Almost all of the nitrogen and phosphorous we ingest comes out of our bodies—what if we could return it to the soil?
Follow Kim Nace into her bathroom. Yes, it’s okay; many people visit here, headquarters of the country’s first community urine recycling program. Let her show you the odorless, waterless toilet: a wooden box inset with a conventional toilet seat and lid. Under the lid, a large, clean hole in the back lets solid waste drop to a container in the basement. In the front, a wide, plastic funnel channels urine to an underground tank.
What if we could keep urine out of wastewater and use it?
It’s the urine that captivates Nace, executive director of the Rich Earth Institute in Brattleboro, Vermont. For the past five years her organization has grown a movement of scientists, farmers, and volunteers seeking to answer the question: how can we intercept the nitrogen and phosphorous polluting our waterways, reroute it to farmers’ fields, and in the process, reduce reliance on chemical fertilizers?
The crux of their solution, it turns out, lies within each of us—and the choices we make in the bathroom.

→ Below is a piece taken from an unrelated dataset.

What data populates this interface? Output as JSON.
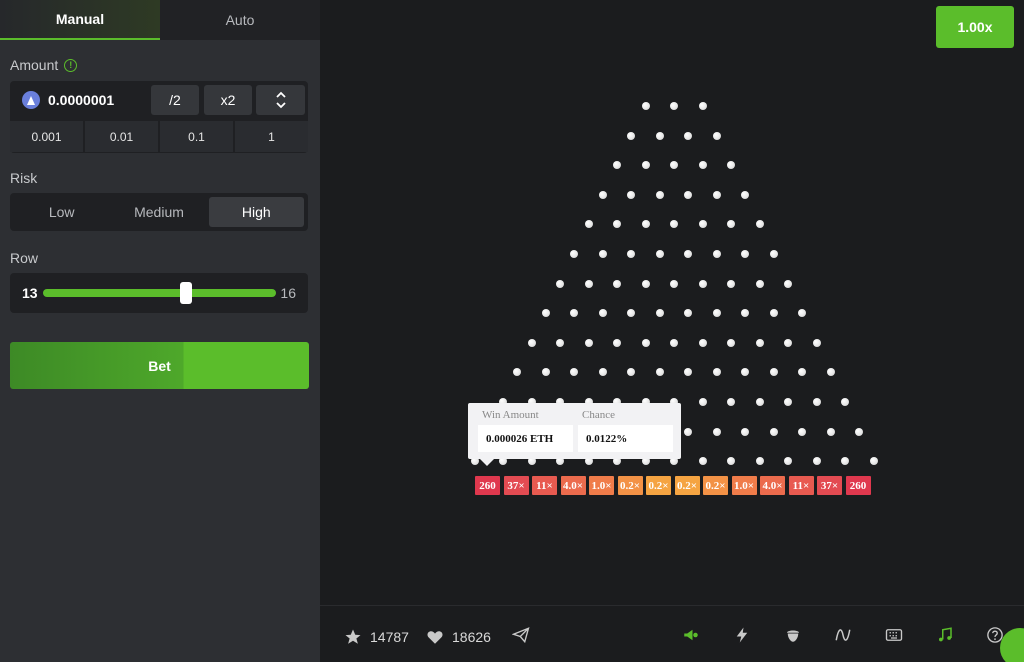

What comes out of our bodies contains almost all of the nitrogen and phosphorous we ingest. Abe Noe-Hays, research director at the Rich Earth Institute, explains it this way: “When plants grow and produce food, that food is full of nitrogen and phosphorous. When we eat it, we rearrange the molecules, but the elements don’t go away; they come out dissolved in our urine. If we can return those elements to the soil, it really is giving back the very thing we took in the first place.”